В полночь у окна слышится осторожный шорох по снегу.
Фимка торопливо вскакивает и чутко прислушивается, откинув с глаз волосы. Кто-то с тихим скрипом отворяет ставень. Фимка тревожно припадает лицом к схваченному инеем стеклу. За окном морозная лунная ночь. Выше завалинки намело белый острый сугроб.
— Григорий, это ты? — испуганно шепчет Фимка.
С улицы к стеклу пристыло треугольное неподвижное лицо. При лунном свете оно кажется зеленоватым, неживым. Лишь беззвучно шевелятся на лице толстые губы. В движении их Фимка улавливает не то призыв, не то угрозу:
— Выдь!
Растерянно Фимка мечется от окна к кровати, прижимая к груди голые руки. Потом она лихорадочно-торопливо тормошит Филиппа:
— Вставай, вставай, за тобой пришли!..
Спросонок, выйдя из тепла, Филипп зябко вздрагивает на морозе.
— Сколько время, Григорий?
— Когда я выходил, на стенных двенадцать пробило, — глухо отвечает тот.
Они медленно бредут, по колена увязая в сугробах. Филипп беспокойно оглядывается, видит отчетливые, глубокие следы, идущие от Фимкина крыльца.

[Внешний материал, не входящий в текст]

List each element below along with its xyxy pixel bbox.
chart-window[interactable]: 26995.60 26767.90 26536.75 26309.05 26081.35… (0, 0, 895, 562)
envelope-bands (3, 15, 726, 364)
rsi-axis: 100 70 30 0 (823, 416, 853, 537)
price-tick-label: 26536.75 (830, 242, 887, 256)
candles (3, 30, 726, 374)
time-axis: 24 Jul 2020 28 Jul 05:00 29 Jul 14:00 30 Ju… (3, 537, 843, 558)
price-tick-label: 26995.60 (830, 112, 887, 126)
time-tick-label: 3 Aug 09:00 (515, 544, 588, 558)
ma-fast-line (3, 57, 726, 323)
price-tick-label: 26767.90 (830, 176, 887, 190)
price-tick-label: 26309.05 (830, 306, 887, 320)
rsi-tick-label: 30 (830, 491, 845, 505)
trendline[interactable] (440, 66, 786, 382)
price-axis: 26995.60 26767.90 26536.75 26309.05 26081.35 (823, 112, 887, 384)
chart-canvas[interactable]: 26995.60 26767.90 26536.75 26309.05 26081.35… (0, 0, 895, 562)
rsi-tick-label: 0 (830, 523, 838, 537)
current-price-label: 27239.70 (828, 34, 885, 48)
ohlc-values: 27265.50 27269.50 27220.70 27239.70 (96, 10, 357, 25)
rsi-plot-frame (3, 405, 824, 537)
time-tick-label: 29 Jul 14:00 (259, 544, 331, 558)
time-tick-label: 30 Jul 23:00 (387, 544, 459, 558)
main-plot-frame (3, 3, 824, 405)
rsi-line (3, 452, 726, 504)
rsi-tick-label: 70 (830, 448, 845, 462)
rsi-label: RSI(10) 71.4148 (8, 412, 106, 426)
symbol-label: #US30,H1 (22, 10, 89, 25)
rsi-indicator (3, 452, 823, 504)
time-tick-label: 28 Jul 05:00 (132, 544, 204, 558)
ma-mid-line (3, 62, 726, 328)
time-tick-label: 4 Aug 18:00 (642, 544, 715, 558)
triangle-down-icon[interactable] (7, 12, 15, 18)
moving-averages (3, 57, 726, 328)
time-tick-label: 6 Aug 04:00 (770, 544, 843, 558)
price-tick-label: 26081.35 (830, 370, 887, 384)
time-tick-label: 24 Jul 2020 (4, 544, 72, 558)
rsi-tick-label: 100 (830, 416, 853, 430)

Гуляш молча поворачивает назад и начинает лазать по сугробу, заметая и путая следы. Филипп поджидает его на углу.
— Ты, Григорий, молчи! Молчи. Уж мы с тобой сочтемся, — робко просит он. — А то говор по селу пойдет.

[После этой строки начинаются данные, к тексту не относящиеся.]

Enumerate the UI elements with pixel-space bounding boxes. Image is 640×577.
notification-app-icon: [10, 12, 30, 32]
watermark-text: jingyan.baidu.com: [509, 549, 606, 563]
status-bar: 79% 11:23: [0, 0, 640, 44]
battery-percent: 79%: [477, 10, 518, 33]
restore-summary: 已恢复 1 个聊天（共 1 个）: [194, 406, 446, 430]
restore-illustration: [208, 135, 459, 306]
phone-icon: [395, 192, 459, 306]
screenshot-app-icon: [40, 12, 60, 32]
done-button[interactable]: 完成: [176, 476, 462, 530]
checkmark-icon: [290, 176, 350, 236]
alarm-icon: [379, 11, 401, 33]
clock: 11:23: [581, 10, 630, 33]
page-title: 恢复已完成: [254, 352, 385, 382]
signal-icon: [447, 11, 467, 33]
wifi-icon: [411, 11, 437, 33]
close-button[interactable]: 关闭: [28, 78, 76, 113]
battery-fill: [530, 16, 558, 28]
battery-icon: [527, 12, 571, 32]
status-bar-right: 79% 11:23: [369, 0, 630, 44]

— Не тревожь, хозяин, сердце, — равнодушно успокаивает Гуляш. — Я держать язык умею…
Некоторое время они идут молча. Вдруг Гуляш спрашивает:
— А что, эти братья Каплины совсем стоеросы или соображают чего?
Филипп даже приостановился.
— Зачем тебе их ум?
— Значит, надо.
— Средний, Самон, в-вроде бы понятливый.
— А что, — не унимается Гуляш, — на деньги они очень подлые?
— В отца скареды.
— Человека, выходит, вином пожалеют угостить?

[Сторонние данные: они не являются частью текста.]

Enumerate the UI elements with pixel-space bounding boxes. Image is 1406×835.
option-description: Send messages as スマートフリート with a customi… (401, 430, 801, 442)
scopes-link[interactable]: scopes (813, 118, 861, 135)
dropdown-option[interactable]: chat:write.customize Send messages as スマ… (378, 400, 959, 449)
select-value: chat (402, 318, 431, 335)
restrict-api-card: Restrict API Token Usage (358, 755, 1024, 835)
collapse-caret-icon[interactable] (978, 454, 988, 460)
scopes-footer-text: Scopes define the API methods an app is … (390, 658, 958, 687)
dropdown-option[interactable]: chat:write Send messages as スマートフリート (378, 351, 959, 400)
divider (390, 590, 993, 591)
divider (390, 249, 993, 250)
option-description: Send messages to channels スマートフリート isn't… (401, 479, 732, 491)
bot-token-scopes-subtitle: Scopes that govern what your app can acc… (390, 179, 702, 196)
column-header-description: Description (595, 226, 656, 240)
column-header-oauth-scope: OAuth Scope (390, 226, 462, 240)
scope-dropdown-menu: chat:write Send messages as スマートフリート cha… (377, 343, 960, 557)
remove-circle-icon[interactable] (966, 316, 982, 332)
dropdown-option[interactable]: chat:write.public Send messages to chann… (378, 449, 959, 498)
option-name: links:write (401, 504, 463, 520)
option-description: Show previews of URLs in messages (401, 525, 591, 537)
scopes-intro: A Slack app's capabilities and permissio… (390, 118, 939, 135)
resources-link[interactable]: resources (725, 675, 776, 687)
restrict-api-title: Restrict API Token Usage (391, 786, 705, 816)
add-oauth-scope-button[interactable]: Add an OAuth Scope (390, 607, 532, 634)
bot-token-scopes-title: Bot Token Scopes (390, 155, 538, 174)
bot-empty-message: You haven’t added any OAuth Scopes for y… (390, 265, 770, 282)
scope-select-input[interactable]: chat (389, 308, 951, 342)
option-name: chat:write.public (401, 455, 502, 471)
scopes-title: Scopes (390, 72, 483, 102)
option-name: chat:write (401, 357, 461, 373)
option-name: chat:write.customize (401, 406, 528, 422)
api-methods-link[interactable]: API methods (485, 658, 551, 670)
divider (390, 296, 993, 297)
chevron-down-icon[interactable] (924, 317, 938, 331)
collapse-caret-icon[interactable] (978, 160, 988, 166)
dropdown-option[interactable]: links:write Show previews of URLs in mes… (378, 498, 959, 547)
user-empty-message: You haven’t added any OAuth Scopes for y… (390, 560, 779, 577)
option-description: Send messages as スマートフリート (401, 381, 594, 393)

— Или не сыт? — с обидой говорит Филипп. — К-кажется, я и сам не жалею.
Промолчав, Гуляш сказал почти приказывающе:
— На днях мне червонец понадобится… Ты приготовь.
— Об-бещал же рассчитаться.
У крыльца они расстаются: Филипп идет в дом, Гуляш — в овчинную.
ГЛАВА ТРЕТЬЯ
Анке никогда не приходилось бывать на съездах или конференциях, кроме как на усладовских собраниях. И ей показалось, что в волостном Народном доме, полном празднично одетых делегатов и гостей, происходит какое-то торжество, вроде октябрьской демонстрации, которую она однажды видела в тех же Стожарах.